En 2013, la Syrie avait rejoint l'OIAC, et accepté de révéler et de remettre ses stocks de produits toxiques sous la pression de la Russie et des Etats-Unis, et pour écarter la menace de frappes aériennes des Etats-Unis et de leurs alliés.
Mission d'enquête
Cet accord était intervenu après une attaque présumée au sarin, un agent neurotoxique, qui avait fait 1.400 morts dans la banlieue de Damas. L'attaque a été attribuée au gouvernement syrien, qui a nié toute implication et rejeté la faute sur les rebelles, dans le contexte de guerre civile déclenchée en 2011 par la répression par le clan Assad de manifestations prodémocratie. Bien qu'il ait insisté sur le fait que l'utilisation d'armes chimiques constituait « une ligne rouge », le président américain de l'époque, Barack Obama, s'était abstenu de mener des frappes de représailles, préférant conclure un accord avec la Russie sur le démantèlement de l'arsenal chimique syrien sous la supervision de l'ONU.

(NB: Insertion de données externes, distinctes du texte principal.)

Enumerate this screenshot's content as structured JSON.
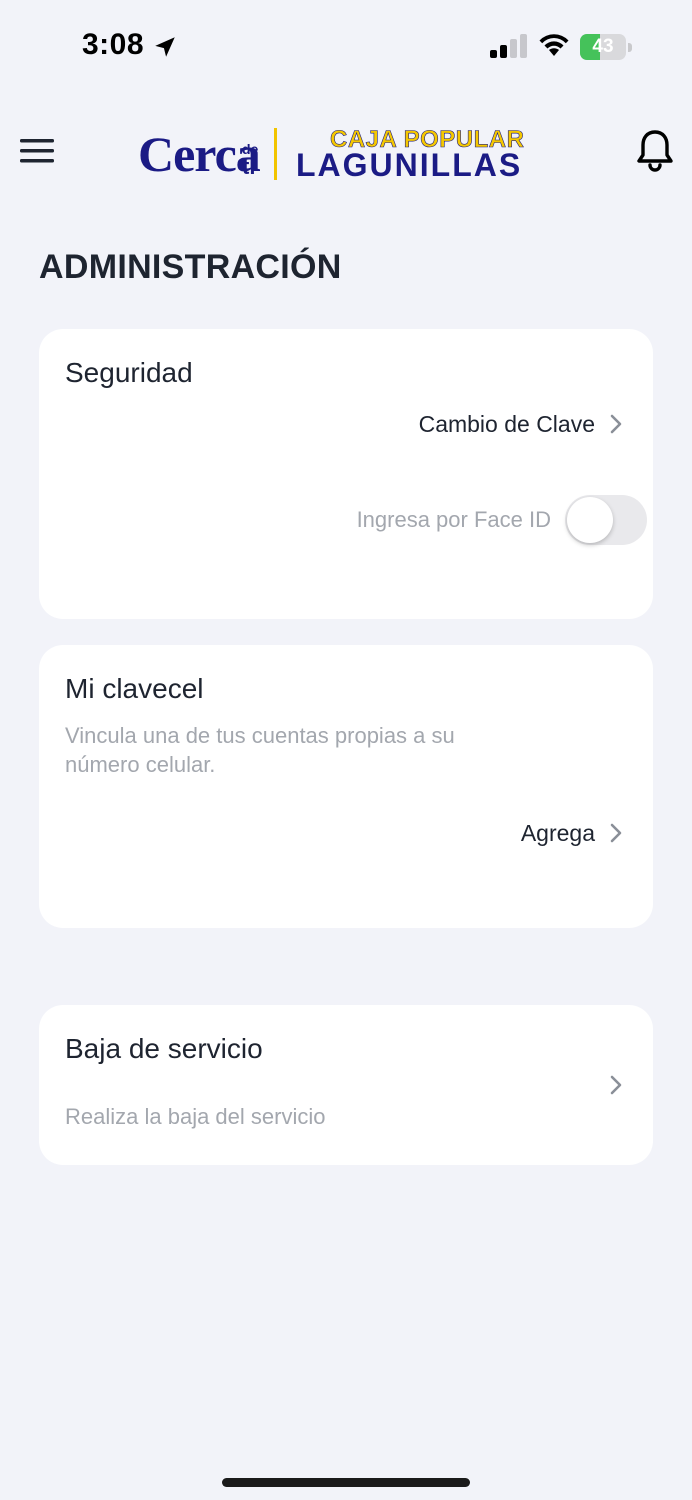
{
  "status_bar": {
    "time": "3:08",
    "battery_percent": "43",
    "battery_level": 0.43,
    "battery_color": "#45c25a"
  },
  "header": {
    "menu_icon": "hamburger-menu-icon",
    "notification_icon": "bell-icon",
    "logo": {
      "word": "Cerca",
      "small_de": "de",
      "small_ti": "ti",
      "line1": "CAJA POPULAR",
      "line2": "LAGUNILLAS",
      "brand_blue": "#1b1b85",
      "brand_yellow": "#f5c800"
    }
  },
  "page_title": "ADMINISTRACIÓN",
  "security_card": {
    "title": "Seguridad",
    "change_password_label": "Cambio de Clave",
    "face_id_label": "Ingresa por Face ID",
    "face_id_enabled": false
  },
  "clavecel_card": {
    "title": "Mi clavecel",
    "description": "Vincula una de tus cuentas propias a su número celular.",
    "add_label": "Agrega"
  },
  "unsubscribe_card": {
    "title": "Baja de servicio",
    "description": "Realiza la baja del servicio"
  }
}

Face aux dénégations du gouvernement de Bachar el-Assad, l'OIAC avait mis en place en 2014 une mission d'enquête qui a publié 21 rapports couvrant 74 cas d'utilisation présumée d'armes chimiques. Les enquêteurs ont conclu qu'elles avaient été utilisées ou étaient susceptibles de l'avoir été dans 20 cas. Dans 14 de ces cas, le produit chimique utilisé était du chlore. Le sarin a été utilisé dans trois cas et du gaz moutarde (ypérite) dans les trois autres.
En avril 2021, la Syrie a été privée de ses droits de vote à l'OIAC, après qu'une enquête l'a accusée d'être à l'origine de nouvelles attaques au gaz toxique. Et en novembre 2023, la France a émis des mandats d'arrêt internationaux contre Bachar el-Assad, son frère Maher alors chef de facto de la quatrième division, une unité d'élite de l'armée syrienne, ainsi que deux généraux, Ghassan Abbas et Bassam el-Hassan, accusés de complicité de crimes contre l'humanité pour les attaques chimiques meurtrières de 2013.